HW7. Machine Learning I (09.04)
1. Four classifiers gave the following quality
TP TN FP FN A 225 100 175 100 B 180 200 75 145 C 100 650 200 50 D 120 500 350 30
Calculate based on these tables the precision, recall, accuracy, F1-score (F-measure) for each classifier. Based on those, which are "best" classifiers?
2. Plot the information about these classifiers on the "ROC-space".
a) Discuss the "goodness" of each classifier A, B, C, D using the scores from Task 1 and ROC space.
b) Discuss how does the imbalance of different labeled examples potentially impact the goodness measures?
3. Use the information about different classifiers from this file here. Each classifier outputs a score in which the "prediction" is made. Smaller score means higher "probability" by the method for the prediction, i.e. smaller ranking. Identify the order by which each classifier would classify data. Plot all three classifiers as ROC curves. Calculate AUC value for them and compare the classifiers.

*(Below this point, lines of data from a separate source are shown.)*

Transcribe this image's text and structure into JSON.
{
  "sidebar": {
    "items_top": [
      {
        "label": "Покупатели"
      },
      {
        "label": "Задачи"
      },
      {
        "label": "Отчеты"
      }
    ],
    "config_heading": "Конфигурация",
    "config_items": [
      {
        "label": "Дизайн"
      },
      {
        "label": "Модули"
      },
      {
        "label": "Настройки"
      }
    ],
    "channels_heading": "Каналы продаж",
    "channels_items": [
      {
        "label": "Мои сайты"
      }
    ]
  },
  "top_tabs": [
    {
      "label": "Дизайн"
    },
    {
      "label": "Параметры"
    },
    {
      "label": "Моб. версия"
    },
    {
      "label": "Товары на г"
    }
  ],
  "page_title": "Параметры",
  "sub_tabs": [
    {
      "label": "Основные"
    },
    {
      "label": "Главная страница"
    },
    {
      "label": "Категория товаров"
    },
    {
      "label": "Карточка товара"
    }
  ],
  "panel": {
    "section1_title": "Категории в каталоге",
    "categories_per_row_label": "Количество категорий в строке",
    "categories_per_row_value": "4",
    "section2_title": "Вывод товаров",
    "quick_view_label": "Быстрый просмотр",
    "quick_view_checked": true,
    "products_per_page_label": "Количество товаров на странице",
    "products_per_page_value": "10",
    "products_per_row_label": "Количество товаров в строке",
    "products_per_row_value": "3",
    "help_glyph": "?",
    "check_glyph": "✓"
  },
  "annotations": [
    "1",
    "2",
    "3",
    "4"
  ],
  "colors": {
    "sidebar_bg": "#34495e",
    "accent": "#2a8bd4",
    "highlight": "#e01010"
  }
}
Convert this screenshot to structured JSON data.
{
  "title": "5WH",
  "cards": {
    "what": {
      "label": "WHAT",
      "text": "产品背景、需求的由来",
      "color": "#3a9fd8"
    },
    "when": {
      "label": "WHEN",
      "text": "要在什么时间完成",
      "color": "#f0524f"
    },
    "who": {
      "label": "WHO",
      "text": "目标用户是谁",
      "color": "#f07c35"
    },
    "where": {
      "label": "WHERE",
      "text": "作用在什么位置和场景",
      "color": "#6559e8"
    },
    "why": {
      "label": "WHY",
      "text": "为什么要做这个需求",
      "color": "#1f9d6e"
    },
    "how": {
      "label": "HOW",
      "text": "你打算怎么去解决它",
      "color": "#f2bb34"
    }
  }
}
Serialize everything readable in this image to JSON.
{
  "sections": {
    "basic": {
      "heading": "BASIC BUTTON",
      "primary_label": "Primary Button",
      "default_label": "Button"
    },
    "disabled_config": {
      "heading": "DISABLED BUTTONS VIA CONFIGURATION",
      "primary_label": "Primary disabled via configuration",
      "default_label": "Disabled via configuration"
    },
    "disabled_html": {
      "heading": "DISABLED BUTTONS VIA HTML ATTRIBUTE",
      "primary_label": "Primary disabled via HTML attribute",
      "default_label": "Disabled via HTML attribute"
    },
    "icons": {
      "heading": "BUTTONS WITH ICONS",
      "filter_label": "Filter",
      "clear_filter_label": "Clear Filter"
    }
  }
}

4. Use the same data as in 3. Consider the different price for Type I and Type II errors. First, use prices as 10 and 100, and then 100 and 10; similarly 40-60 and 60-40. Identify optimal "cutoff" for these three classifiers using these pricing schemes. Highlight them on ROC curves.
5. Three different classifiers were presented individually in 3. Try to make an ensemble learner out of three. Try out two different methods of the four examples:
a) take the simple sum of three scores
b) scale the scores in order to weigh more the "best" classifiers.
c) convert scores to ranks and take the sum of three ranks
d) use the sum of two best (or worst) ranks (out of three) as the new rank order.
Visualise on the same ROC curve plot with 3 individual plots. Which "ensemble" is your favourite?
6. (Bonus 1p) Can you build an ensemble using some clear rules based on the three classifier outputs that would beat all three individual ones, as well as the a-d from Task 5?